And so I can overlook a few annoying habits, pick up a few dirty socks, separate some stinky gym clothes.
Love is a choice we make, every single day. I choose to love my husband in spite of his annoying habits, and maybe even because of them. I choose to believe in him, in us, despite dental floss that doesn't always make it into the garbage, despite the fact that the towels would have to put themselves in the hamper before he'd think to change them, despite the fact that he's not perfect.
My friend and mentor Beth recently told me, "Always be sure to maintain your primary relationship -- and it's not the one with your kids. When your first child leaves, you'll feel like your heart is being ripped out of your chest. By the time your last one leaves, you'll remember why you got married in the first place." Her kids are grown and gone; she and her husband are taking motorcycle trips, exotic vacations, and have, as she says, no need for locks -- or even closed doors -- anymore. Wink wink. Wise woman. Well said.

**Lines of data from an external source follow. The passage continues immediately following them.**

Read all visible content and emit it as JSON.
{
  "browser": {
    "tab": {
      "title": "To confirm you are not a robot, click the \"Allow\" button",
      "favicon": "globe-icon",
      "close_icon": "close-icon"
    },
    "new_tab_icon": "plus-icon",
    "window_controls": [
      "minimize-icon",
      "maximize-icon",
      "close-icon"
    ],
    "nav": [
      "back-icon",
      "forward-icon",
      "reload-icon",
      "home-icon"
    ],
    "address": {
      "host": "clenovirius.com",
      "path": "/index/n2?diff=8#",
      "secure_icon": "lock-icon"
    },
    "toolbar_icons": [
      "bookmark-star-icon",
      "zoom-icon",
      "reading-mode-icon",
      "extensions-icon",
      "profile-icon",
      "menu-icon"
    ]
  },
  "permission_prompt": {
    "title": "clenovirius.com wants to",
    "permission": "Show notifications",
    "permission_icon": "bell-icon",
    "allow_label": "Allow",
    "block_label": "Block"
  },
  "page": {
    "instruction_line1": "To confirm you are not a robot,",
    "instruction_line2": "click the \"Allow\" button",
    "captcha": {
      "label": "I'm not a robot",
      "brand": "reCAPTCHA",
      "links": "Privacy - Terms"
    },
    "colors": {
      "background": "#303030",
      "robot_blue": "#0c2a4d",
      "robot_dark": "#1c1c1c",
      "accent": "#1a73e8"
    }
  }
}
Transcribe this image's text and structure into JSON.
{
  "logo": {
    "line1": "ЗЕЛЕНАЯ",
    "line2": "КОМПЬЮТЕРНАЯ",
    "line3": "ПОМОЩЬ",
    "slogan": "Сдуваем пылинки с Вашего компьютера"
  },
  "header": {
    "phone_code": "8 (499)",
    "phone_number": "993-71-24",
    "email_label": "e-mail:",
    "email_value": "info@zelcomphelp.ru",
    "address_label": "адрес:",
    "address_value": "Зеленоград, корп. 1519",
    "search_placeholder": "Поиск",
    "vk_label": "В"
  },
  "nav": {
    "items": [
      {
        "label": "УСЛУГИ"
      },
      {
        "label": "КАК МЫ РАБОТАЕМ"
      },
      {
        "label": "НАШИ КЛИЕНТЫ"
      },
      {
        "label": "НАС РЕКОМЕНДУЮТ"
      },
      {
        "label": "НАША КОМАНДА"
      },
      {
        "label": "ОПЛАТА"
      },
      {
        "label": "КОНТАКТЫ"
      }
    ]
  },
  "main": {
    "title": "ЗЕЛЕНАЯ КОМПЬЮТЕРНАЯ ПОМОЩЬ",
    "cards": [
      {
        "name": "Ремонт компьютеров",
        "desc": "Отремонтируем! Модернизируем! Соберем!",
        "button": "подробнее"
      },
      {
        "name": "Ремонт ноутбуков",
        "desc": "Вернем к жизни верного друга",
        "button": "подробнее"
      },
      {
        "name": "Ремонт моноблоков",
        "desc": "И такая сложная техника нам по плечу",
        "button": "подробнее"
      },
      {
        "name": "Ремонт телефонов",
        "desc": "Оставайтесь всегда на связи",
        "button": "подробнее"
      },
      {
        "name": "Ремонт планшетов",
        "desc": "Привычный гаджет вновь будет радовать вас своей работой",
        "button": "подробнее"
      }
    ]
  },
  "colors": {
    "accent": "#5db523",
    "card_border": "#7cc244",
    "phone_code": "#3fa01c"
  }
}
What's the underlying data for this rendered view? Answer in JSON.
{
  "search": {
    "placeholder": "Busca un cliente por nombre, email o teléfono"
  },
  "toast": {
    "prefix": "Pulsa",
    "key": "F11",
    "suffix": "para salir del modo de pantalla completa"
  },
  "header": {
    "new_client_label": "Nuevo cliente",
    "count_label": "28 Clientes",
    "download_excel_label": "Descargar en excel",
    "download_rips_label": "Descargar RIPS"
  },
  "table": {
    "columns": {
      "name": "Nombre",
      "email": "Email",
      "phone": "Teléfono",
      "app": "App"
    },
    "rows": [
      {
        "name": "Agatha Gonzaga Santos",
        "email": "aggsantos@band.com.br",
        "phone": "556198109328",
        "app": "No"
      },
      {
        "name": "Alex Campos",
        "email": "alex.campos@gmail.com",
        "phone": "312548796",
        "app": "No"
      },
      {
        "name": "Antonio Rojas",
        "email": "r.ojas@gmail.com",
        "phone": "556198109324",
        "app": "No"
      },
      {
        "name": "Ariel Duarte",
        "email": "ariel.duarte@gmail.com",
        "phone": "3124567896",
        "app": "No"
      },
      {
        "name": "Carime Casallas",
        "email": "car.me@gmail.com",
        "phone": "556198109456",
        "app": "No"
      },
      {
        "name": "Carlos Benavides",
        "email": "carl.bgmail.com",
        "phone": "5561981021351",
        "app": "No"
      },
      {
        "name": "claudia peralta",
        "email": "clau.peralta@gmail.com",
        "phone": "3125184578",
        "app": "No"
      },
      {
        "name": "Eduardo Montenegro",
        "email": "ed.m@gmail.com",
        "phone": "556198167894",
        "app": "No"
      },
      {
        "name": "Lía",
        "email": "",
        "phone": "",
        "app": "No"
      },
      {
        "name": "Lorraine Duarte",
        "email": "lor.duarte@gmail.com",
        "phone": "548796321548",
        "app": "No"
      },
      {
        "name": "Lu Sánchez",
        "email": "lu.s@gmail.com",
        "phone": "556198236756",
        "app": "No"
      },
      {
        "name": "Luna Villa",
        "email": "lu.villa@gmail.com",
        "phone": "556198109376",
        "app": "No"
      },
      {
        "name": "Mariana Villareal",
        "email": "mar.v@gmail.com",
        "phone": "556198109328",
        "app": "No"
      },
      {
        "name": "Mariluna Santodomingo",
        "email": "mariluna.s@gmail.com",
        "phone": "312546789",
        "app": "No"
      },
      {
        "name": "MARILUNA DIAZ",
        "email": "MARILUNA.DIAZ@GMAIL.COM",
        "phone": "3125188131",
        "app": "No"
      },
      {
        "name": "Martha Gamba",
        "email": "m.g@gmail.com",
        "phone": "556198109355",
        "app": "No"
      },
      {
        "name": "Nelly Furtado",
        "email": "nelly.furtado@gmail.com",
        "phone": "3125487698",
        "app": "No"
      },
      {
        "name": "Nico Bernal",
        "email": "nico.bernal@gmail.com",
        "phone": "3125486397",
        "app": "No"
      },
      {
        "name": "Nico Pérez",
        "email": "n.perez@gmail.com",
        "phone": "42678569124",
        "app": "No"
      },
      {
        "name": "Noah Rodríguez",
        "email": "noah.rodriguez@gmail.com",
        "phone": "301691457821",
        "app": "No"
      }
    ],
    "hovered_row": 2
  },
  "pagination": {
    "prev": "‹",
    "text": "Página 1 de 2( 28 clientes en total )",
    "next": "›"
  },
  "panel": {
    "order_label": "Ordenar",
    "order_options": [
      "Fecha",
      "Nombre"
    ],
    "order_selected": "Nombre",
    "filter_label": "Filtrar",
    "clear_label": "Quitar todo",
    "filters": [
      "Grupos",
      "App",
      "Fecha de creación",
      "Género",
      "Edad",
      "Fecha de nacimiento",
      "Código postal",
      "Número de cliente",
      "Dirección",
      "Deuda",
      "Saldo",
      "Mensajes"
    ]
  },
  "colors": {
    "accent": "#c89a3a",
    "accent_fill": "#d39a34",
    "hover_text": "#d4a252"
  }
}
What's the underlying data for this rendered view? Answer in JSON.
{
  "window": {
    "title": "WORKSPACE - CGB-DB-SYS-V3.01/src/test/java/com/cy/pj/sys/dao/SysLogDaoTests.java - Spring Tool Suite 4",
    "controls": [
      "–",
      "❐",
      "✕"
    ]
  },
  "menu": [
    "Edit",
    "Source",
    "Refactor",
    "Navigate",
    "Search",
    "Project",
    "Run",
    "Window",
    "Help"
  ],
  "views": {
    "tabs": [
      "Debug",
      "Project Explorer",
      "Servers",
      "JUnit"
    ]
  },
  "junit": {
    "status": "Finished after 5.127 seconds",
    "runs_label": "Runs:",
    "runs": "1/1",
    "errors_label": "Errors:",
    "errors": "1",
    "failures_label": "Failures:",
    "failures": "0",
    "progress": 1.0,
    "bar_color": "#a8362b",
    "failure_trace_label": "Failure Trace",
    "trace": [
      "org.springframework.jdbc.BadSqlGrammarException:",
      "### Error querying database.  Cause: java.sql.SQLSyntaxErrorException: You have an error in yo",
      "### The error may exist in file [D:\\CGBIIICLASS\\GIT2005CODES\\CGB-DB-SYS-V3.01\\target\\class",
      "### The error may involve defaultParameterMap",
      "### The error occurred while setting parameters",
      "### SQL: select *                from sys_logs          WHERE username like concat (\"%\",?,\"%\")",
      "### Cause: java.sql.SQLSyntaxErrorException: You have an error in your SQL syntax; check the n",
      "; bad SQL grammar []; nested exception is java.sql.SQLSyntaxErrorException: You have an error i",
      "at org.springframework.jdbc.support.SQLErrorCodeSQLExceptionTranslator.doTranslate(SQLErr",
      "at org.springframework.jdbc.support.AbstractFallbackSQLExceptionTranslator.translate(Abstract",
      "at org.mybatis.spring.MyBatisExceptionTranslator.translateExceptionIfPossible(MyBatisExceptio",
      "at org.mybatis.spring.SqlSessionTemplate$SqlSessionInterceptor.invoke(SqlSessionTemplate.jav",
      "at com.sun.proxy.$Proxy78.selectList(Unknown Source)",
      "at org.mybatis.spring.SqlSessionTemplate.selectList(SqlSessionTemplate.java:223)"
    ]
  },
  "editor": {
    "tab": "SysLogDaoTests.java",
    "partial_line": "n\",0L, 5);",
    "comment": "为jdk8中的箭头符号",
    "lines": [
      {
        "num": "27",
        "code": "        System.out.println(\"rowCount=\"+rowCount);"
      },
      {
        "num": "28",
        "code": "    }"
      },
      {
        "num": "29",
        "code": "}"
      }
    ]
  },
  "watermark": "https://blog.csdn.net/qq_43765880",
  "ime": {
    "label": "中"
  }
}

Slacker Mom Says ... be careful what you wish for. I'd rather pick up his dirty socks than not, because dirty socks on the floor mean he's here with me. The best thing I can do for my kids is to love and cherish their father and our marriage. Marriage, like motherhood, is messy and inconvenient and annoying, and hard. Nobody's perfect, and boys are stinky and messy, it's true. The toilet seat may be up, but that's because my husband is sharing my bathroom -- and my life.